As one may assume, naturalistic works tend to expose the harsher realities of the human condition: racism, sexism, death, poverty, prejudice, etc. “Miss Julie” does exactly that.

The play features three main characters: Jean, a well-read, well educated, highly moral and respectful valet, played by junior Conor Hurley; Christine, the cook who is supposedly engaged to Jean, played by first year student Reilly Charles; and Miss Julie, played by Victoria Kusy, an aristocratic, seemingly mentally unstable woman whose home Christine and Jean work in.

When the play begins on Midsummers Eve, the longest night of the summer, word has spread in Denmark that Miss Julie attempted to train her fiance like an animal, insisting on living through a promise she made to her mother: she will never be a slave to a man, but a man will be a slave to her.

This ideal is at the root of all of Miss Julie’s actions and ultimately causes her fiance to call off the engagement.

Miss Julie acts out rather irrationally when the engagement is annulled, demanding Jean to dance with her and kiss her feet. The passionate relationship between the two heightens rapidly as the night progresses, resulting in Miss Julie’s demand for Jean and her to run away together.

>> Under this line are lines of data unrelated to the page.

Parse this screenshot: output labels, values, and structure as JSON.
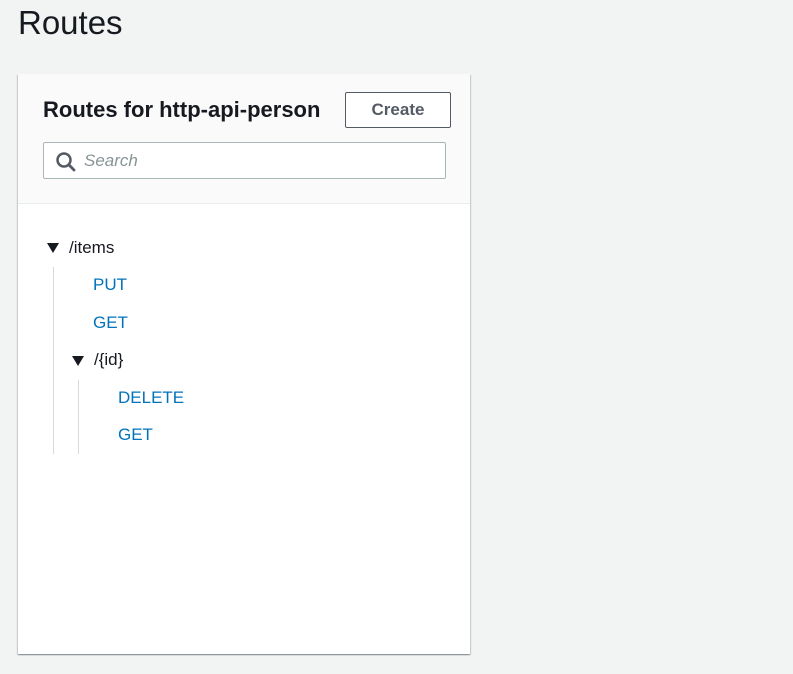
{
  "page": {
    "title": "Routes"
  },
  "panel": {
    "title": "Routes for http-api-person",
    "create_label": "Create",
    "search_placeholder": "Search"
  },
  "tree": {
    "root": {
      "path": "/items",
      "expanded": true,
      "methods": [
        "PUT",
        "GET"
      ],
      "child": {
        "path": "/{id}",
        "expanded": true,
        "methods": [
          "DELETE",
          "GET"
        ]
      }
    }
  },
  "colors": {
    "page_bg": "#f2f3f3",
    "link": "#0073bb",
    "text": "#16191f",
    "button_border": "#545b64"
  }
}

Miss Julie even pleads Christine to join them, but Christine declines, laughing at the mere thought of fleeing with her.

As the play continues, the audience learns of Miss Julie’s hatred for the life she is living. She hates being the Count’s daughter and wishes she could even switch places with her valet Jean, causing her to believe she is romantically interested in him.

Her father never raised her properly and her mother hated men, so it is no surprise that Miss Julie grew up to be the rambunctious, wild young woman she is. This is where naturalism comes into play (no pun intended).

Miss Julie’s personality and overall unhappiness is rooted in her social class and familial upbringing, two inescapable facets of her life.

When Jean realizes Miss Julie will never be the young woman she aspires to be or live the simpler life she desires, he proposes only one solution: suicide.

“Miss Julie, ” seemingly light hearted at first, quickly turns into a harsh outlook on human nature. Miss Julie’s distress assures the audience that no matter how hard one tries, one cannot escape the situations they’re born into. In order to survive, one must work with the environment around them.

The Players never cease to amaze me, and the University community with their hard work, dedication and most importantly, their talent in every production they bring to the stage.